Online: 22.01.2016 - ePaper: 23.01.2016

Schlag ins Gesicht für Feuerwehren

Betrifft: Leserbrief "Verhältnismäßigkeit verfehlt" von Harald Schulz (EJZ vom 16. Januar)

Man muss als aktiver Feuerwehrmann schon tief durchatmen beim Lesen der Zeilen von Harald Schulz aus Lüchow. Zum Brandschutz zählt auch eine sogenannte Alarm- und Ausrückeordnung, die von Fachleuten nicht mal ebenso lapidar erstellt wird. Gerade in Gefahrenlagen, wo viele Menschen wie in Schulen oder auch Flüchtlingsunterkünften sind, wird dieses in die Pläne eingearbeitet. Herrn Schulz sei gesagt, dass jeder Brand, auch Großbrand durch einen Entstehungsbrand beginnt. Wie sollte eine Meldung seiner Meinung nach erfolgen? Der Wachschutz meldet den Brand an die Leitstelle. Die erklärt den Wachleuten: Versucht es erstmal selber. Wenn es nicht klappt, ruft nochmal an. Die Schlagzeilen möchte ich mir gar nicht ausmalen, wenn die Verantwortlichen nicht so gehandelt hätten. Gemeldet wird ein Brand in einer Flüchtlingsunterkunft, und die Feuerwehr wird der Lage nicht Herr.

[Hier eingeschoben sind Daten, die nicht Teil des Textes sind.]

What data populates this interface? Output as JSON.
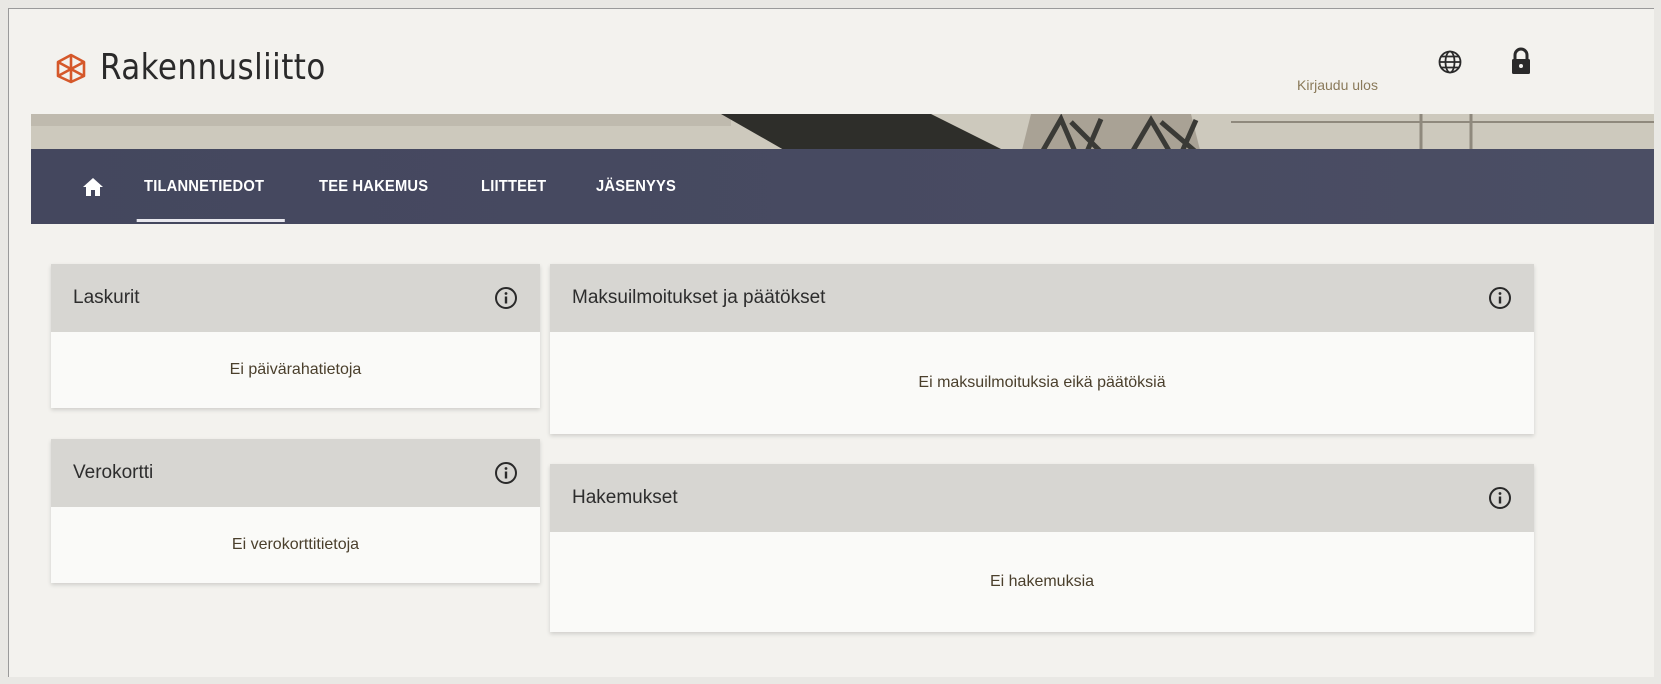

Der besagte Dienstag ist aus meiner Sicht ein Paradebeispiel. Die geschilderten Straßenverhältnisse geben doch einen guten Einblick in die Arbeit der freiwilligen Feuerwehren. Egal, ob Tag oder Nacht, Regen, Schnee oder Eis. Die Feuerwehr kommt und hilft. Ich empfinde es als Unverschämtheit, die ehrenamtliche Hilfe und sogar die Kosten mit derlei Äußerungen in Frage zu stellen. Aus meinen Einsatzerfahrungen kenne ich Betroffene, denen es peinlich ist, so viele Feuerwehrleute mit einem Anruf alarmiert zu haben. Da lautet bei jeder Feuerwehr das Motto: Wir kommen lieber einmal vergebens, auch mit vielen Kameraden und roten Autos, als zu spät oder gar nicht.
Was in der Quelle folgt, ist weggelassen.